Pero no, ninguno de los siguientes días volví a verlo. Tampoco lo busqué. Creí que en el momento menos pensado me lo iba a encontrar. No, no fue así; el evento acabó. No conocí personalmente a Piglia. Y para colmo, tuve que oír a tres o cuatro colegas que contaron cómo fueron sus encuentros con el ingenioso argentino. Uno le hizo una entrevista. Otro le habló de aquel proyecto de novela que se construiría sólo de citas. Los otros dos le preguntaron pequeñeces que se le preguntan a todo escritor: sus influencias, sus libros marcantes ( ya de esto había hablado el autor en su conversatorio), y seguramente Ricardo, con buena onda, les respondió cordialmente a sus inquietudes. Desde aquella vez que dejé pasar esa oportunidad de conocer personalmente, así fuera por unos segundos, a Ricardo Piglia, he ido conociendo anécdotas de cómo algunos escritores dejaron pasar la oportunidad, y digo dejar pasar, y no que no pudieron, porque teniendo la chance, prefirieron no conocer personalmente a seres que admiraban, que eran referentes de sabiduría, intelectualidad y conocimiento en su campo, como yo, que admirando a Piglia, deje pasar la oportunidad.  A continuación, la historia de dos escritores que no conocieron a sus maestros. El primero, según el articulista Luis Fernando Afanador, fue Carlos Fuentes, quien se negó a conocer a Borges. “Nunca quise conocer a Borges. Tuve muchas oportunidades pero siempre me negué, no quería que dejara de ser para mí un clásico”. Y luego de haber visto tantos libros y testimonios inútiles de gente que lo conoció o lo vio por un momento, empecé a ver las ventajas de no haberlo conocido y de no haber caído en la tentación de escribir un ‘Borges y yo’”. El otro es García Márquez, quien narra en su artículo “Mi Hemingway personal” su experiencia fugaz con a quien el mismo reconoce como uno de sus dos maestros mayores. El otro era Faulkner. En ese texto el creador de Macondo, con su prosa anecdótica, cuenta cómo fue un saludo apurado que le lanzó desde la acera opuesta al escritor de El viejo y el mar. Por entonces García Márquez era un joven escritor y vivía en París. Ver a aquel hombre le produjo nervios y excitación, y por diferentes razones como el idioma y su propia timidez no pudo ni siquiera entablar un diálogo con el afamado escritor.

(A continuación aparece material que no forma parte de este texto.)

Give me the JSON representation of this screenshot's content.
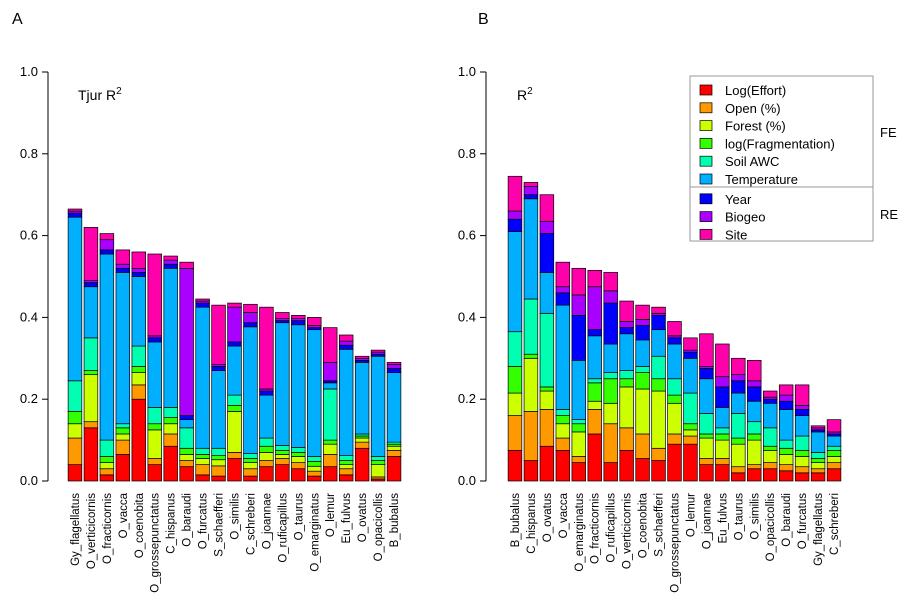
{
  "chart_data": [
    {
      "type": "bar",
      "stacked": true,
      "panel": "A",
      "annotation": "Tjur R",
      "annotation_sup": "2",
      "ylim": [
        0,
        1.0
      ],
      "yticks": [
        "0.0",
        "0.2",
        "0.4",
        "0.6",
        "0.8",
        "1.0"
      ],
      "categories": [
        "Gy_flagellatus",
        "O_verticicornis",
        "O_fracticornis",
        "O_vacca",
        "O_coenobita",
        "O_grossepunctatus",
        "C_hispanus",
        "O_baraudi",
        "O_furcatus",
        "S_schaefferi",
        "O_similis",
        "C_schreberi",
        "O_joannae",
        "O_ruficapillus",
        "O_taurus",
        "O_emarginatus",
        "O_lemur",
        "Eu_fulvus",
        "O_ovatus",
        "O_opacicollis",
        "B_bubalus"
      ],
      "series": [
        {
          "name": "Log(Effort)",
          "values": [
            0.04,
            0.13,
            0.015,
            0.065,
            0.2,
            0.04,
            0.085,
            0.035,
            0.015,
            0.012,
            0.055,
            0.012,
            0.035,
            0.04,
            0.03,
            0.012,
            0.035,
            0.015,
            0.08,
            0.005,
            0.06
          ]
        },
        {
          "name": "Open (%)",
          "values": [
            0.065,
            0.015,
            0.015,
            0.035,
            0.035,
            0.015,
            0.03,
            0.015,
            0.025,
            0.025,
            0.015,
            0.018,
            0.015,
            0.015,
            0.015,
            0.012,
            0.03,
            0.015,
            0.015,
            0.005,
            0.015
          ]
        },
        {
          "name": "Forest (%)",
          "values": [
            0.035,
            0.115,
            0.015,
            0.015,
            0.03,
            0.07,
            0.025,
            0.015,
            0.015,
            0.015,
            0.1,
            0.015,
            0.02,
            0.01,
            0.015,
            0.012,
            0.025,
            0.01,
            0.01,
            0.03,
            0.01
          ]
        },
        {
          "name": "log(Fragmentation)",
          "values": [
            0.03,
            0.01,
            0.015,
            0.015,
            0.015,
            0.015,
            0.015,
            0.015,
            0.01,
            0.01,
            0.015,
            0.01,
            0.015,
            0.01,
            0.01,
            0.012,
            0.01,
            0.01,
            0.005,
            0.01,
            0.005
          ]
        },
        {
          "name": "Soil AWC",
          "values": [
            0.075,
            0.08,
            0.04,
            0.01,
            0.05,
            0.04,
            0.025,
            0.05,
            0.015,
            0.018,
            0.025,
            0.012,
            0.02,
            0.012,
            0.012,
            0.012,
            0.125,
            0.012,
            0.005,
            0.01,
            0.005
          ]
        },
        {
          "name": "Temperature",
          "values": [
            0.4,
            0.125,
            0.455,
            0.37,
            0.17,
            0.16,
            0.34,
            0.02,
            0.345,
            0.19,
            0.12,
            0.31,
            0.105,
            0.3,
            0.3,
            0.31,
            0.015,
            0.26,
            0.175,
            0.245,
            0.17
          ]
        },
        {
          "name": "Year",
          "values": [
            0.01,
            0.01,
            0.01,
            0.01,
            0.01,
            0.01,
            0.01,
            0.01,
            0.01,
            0.01,
            0.01,
            0.01,
            0.01,
            0.005,
            0.01,
            0.005,
            0.005,
            0.01,
            0.005,
            0.005,
            0.01
          ]
        },
        {
          "name": "Biogeo",
          "values": [
            0.005,
            0.005,
            0.025,
            0.01,
            0.01,
            0.005,
            0.01,
            0.36,
            0.005,
            0.005,
            0.085,
            0.025,
            0.005,
            0.005,
            0.005,
            0.005,
            0.045,
            0.01,
            0.005,
            0.005,
            0.01
          ]
        },
        {
          "name": "Site",
          "values": [
            0.005,
            0.13,
            0.015,
            0.035,
            0.04,
            0.2,
            0.01,
            0.015,
            0.005,
            0.145,
            0.01,
            0.02,
            0.2,
            0.015,
            0.008,
            0.02,
            0.085,
            0.015,
            0.005,
            0.005,
            0.005
          ]
        }
      ]
    },
    {
      "type": "bar",
      "stacked": true,
      "panel": "B",
      "annotation": "R",
      "annotation_sup": "2",
      "ylim": [
        0,
        1.0
      ],
      "yticks": [
        "0.0",
        "0.2",
        "0.4",
        "0.6",
        "0.8",
        "1.0"
      ],
      "categories": [
        "B_bubalus",
        "C_hispanus",
        "O_ovatus",
        "O_vacca",
        "O_emarginatus",
        "O_fracticornis",
        "O_ruficapillus",
        "O_verticicornis",
        "O_coenobita",
        "S_schaefferi",
        "O_grossepunctatus",
        "O_lemur",
        "O_joannae",
        "Eu_fulvus",
        "O_taurus",
        "O_similis",
        "O_opacicollis",
        "O_baraudi",
        "O_furcatus",
        "Gy_flagellatus",
        "C_schreberi"
      ],
      "series": [
        {
          "name": "Log(Effort)",
          "values": [
            0.075,
            0.05,
            0.085,
            0.075,
            0.045,
            0.115,
            0.045,
            0.075,
            0.055,
            0.05,
            0.09,
            0.09,
            0.04,
            0.04,
            0.02,
            0.03,
            0.03,
            0.025,
            0.02,
            0.02,
            0.03
          ]
        },
        {
          "name": "Open (%)",
          "values": [
            0.085,
            0.12,
            0.09,
            0.03,
            0.015,
            0.06,
            0.095,
            0.055,
            0.06,
            0.03,
            0.025,
            0.02,
            0.015,
            0.015,
            0.015,
            0.01,
            0.015,
            0.015,
            0.015,
            0.01,
            0.015
          ]
        },
        {
          "name": "Forest (%)",
          "values": [
            0.055,
            0.13,
            0.045,
            0.035,
            0.06,
            0.02,
            0.05,
            0.1,
            0.11,
            0.14,
            0.075,
            0.015,
            0.05,
            0.045,
            0.055,
            0.06,
            0.03,
            0.025,
            0.025,
            0.015,
            0.015
          ]
        },
        {
          "name": "log(Fragmentation)",
          "values": [
            0.065,
            0.01,
            0.01,
            0.02,
            0.02,
            0.045,
            0.06,
            0.02,
            0.04,
            0.03,
            0.02,
            0.015,
            0.01,
            0.015,
            0.015,
            0.015,
            0.01,
            0.015,
            0.015,
            0.01,
            0.015
          ]
        },
        {
          "name": "Soil AWC",
          "values": [
            0.085,
            0.135,
            0.18,
            0.015,
            0.01,
            0.01,
            0.015,
            0.02,
            0.015,
            0.055,
            0.04,
            0.075,
            0.05,
            0.015,
            0.06,
            0.03,
            0.045,
            0.02,
            0.035,
            0.015,
            0.01
          ]
        },
        {
          "name": "Temperature",
          "values": [
            0.245,
            0.245,
            0.1,
            0.255,
            0.145,
            0.105,
            0.07,
            0.09,
            0.065,
            0.065,
            0.085,
            0.085,
            0.085,
            0.05,
            0.05,
            0.05,
            0.06,
            0.075,
            0.05,
            0.05,
            0.025
          ]
        },
        {
          "name": "Year",
          "values": [
            0.03,
            0.01,
            0.095,
            0.03,
            0.11,
            0.015,
            0.1,
            0.015,
            0.035,
            0.035,
            0.015,
            0.015,
            0.025,
            0.05,
            0.03,
            0.035,
            0.01,
            0.02,
            0.015,
            0.005,
            0.005
          ]
        },
        {
          "name": "Biogeo",
          "values": [
            0.02,
            0.02,
            0.03,
            0.015,
            0.05,
            0.105,
            0.03,
            0.015,
            0.015,
            0.005,
            0.005,
            0.005,
            0.005,
            0.025,
            0.015,
            0.015,
            0.005,
            0.015,
            0.01,
            0.005,
            0.005
          ]
        },
        {
          "name": "Site",
          "values": [
            0.085,
            0.01,
            0.065,
            0.06,
            0.065,
            0.04,
            0.045,
            0.05,
            0.035,
            0.015,
            0.035,
            0.03,
            0.08,
            0.08,
            0.04,
            0.05,
            0.015,
            0.025,
            0.05,
            0.005,
            0.03
          ]
        }
      ]
    }
  ],
  "legend": {
    "items": [
      {
        "label": "Log(Effort)",
        "color": "#ff0000"
      },
      {
        "label": "Open (%)",
        "color": "#ff9900"
      },
      {
        "label": "Forest (%)",
        "color": "#ccff00"
      },
      {
        "label": "log(Fragmentation)",
        "color": "#33ff00"
      },
      {
        "label": "Soil AWC",
        "color": "#00ffb0"
      },
      {
        "label": "Temperature",
        "color": "#00b0ff"
      },
      {
        "label": "Year",
        "color": "#0000ff"
      },
      {
        "label": "Biogeo",
        "color": "#aa00ff"
      },
      {
        "label": "Site",
        "color": "#ff00aa"
      }
    ],
    "group_fe": "FE",
    "group_re": "RE"
  }
}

Estas dos anécdotas de dos grandes escritores latinoamericanos que tuvieron la oportunidad de hablar con otros escritores a los que ellos admiraban, y que por alguna razón no lo hicieron, o fue sólo un momento fugaz,  nos permite reflexionar  de cómo a veces los ídolos, los maestros pueden estar tan cerca y tan lejos al mismo tiempo. Podemos tenerlos a metros, podemos saludarlos, compartir con ellos hasta una charla, pero, ¿valdrá la pena? ¿No se perderá tal vez la magia, el encanto, el hechizo de lo que más admiramos en ellos (su obra) cuando nos enfrentemos con su creador? Puede que no sea sólo esto. A veces es la distancia de las circunstancias. A veces simplemente no era para ser aquella vez. Las razones pueden ser infinitas, pero al menos nos queda la esperanza de encontrarlos en sus textos: estoy leyendo ahora Respiración Artificial.